Landsteiner also showed that the cause of polio can be transmitted to monkeys by injecting a substance prepared by grinding parts of the spines of children who had died of this disease. In the absence of monkeys in Vienna for further experiments, Landsteiner moved to the Pasteur Institute in Paris, where monkeys were available. His work there, in addition to the independent research of Flexner and Lewis, lays the foundations for our knowledge of the cause of polio and the immunology of this disease.
Landsteiner made many contributions to the fields of anatomy, histology, and pathological immunology, in all of which Landsteiner showed not only a careful description of the observations but also an understanding of the biology behind them. But his name will always be associated with his 1901 discovery of blood groups, for which he received the Nobel Prize in Physiology or Medicine in 1930.
In 1875, the biochemist Leonard Landau reported that when a person received transfusions of the blood of other animals, these foreign blood cells were attacked when introduced into the human body. Landsteiner pointed out that a similar reaction may also occur when the transfusion originates from the blood of another person and that this is the cause of diseases such as shock, jaundice and hemoglobinuria after following up on early attempts at blood transfusions.
His hypothesis received little attention until in 1909 he classified human blood into the types we know today as A, B, AB and O. He showed that a transfusion between individuals of groups A or B (respectively) would not cause the destruction of the new blood cells and that this catastrophe only occurs when a person receives a transfusion of blood from a person who belonged to another group.

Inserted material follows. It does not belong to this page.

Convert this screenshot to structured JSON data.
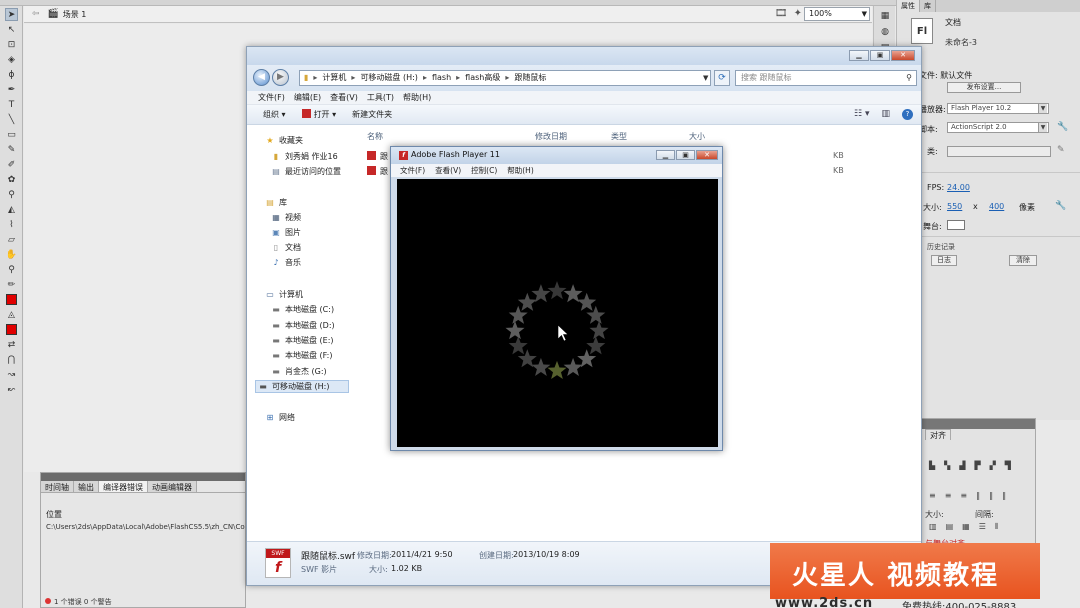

Earlier, in 1901-1903, Landsteiner suggested that the characteristics that determine blood groups are inherited, and that this characteristic could be used to determine paternity.
A large part of his and his students' work on blood groups was not done in Vienna but in New York because the working conditions there were difficult. He saw no future in Austria.
He worked at the Catholic Children's Hospital in Hag. There, between 1919-1922, he published twelve articles on the new haptens he had discovered.
His work in the Netherlands came to an end when he was offered a position at the Rockefeller Institute for Medical Research in New York and he moved there with his family. There, in collaboration with Levin Wiener, he continued his work on the blood groups which led to the expansion of the number of groups and in the research of bleeding in newborns which led to the discovery he discovered the Rh, which is also known to be part of the blood type definition today.
Until the end of his life, Landsteiner continued to study blood groups and the chemistry of antigens, antibodies and other immunological factors acting in the blood. In this way he contributed to the use of chemistry in the service of serology.
In 1939 he retired and became professor emeritus at the Rockefeller Institute, but continued to work as vigorously as before, eagerly keeping in touch with the progress of science. Indeed he died with a hand pipette. On June 24, 1943, he suffered a heart attack in his laboratory and died two days later in the hospital of the institute where he had done such distinguished work.
Landsteiner married in 1916 Helene and Letso and they had a son, who also worked in the field of medicine.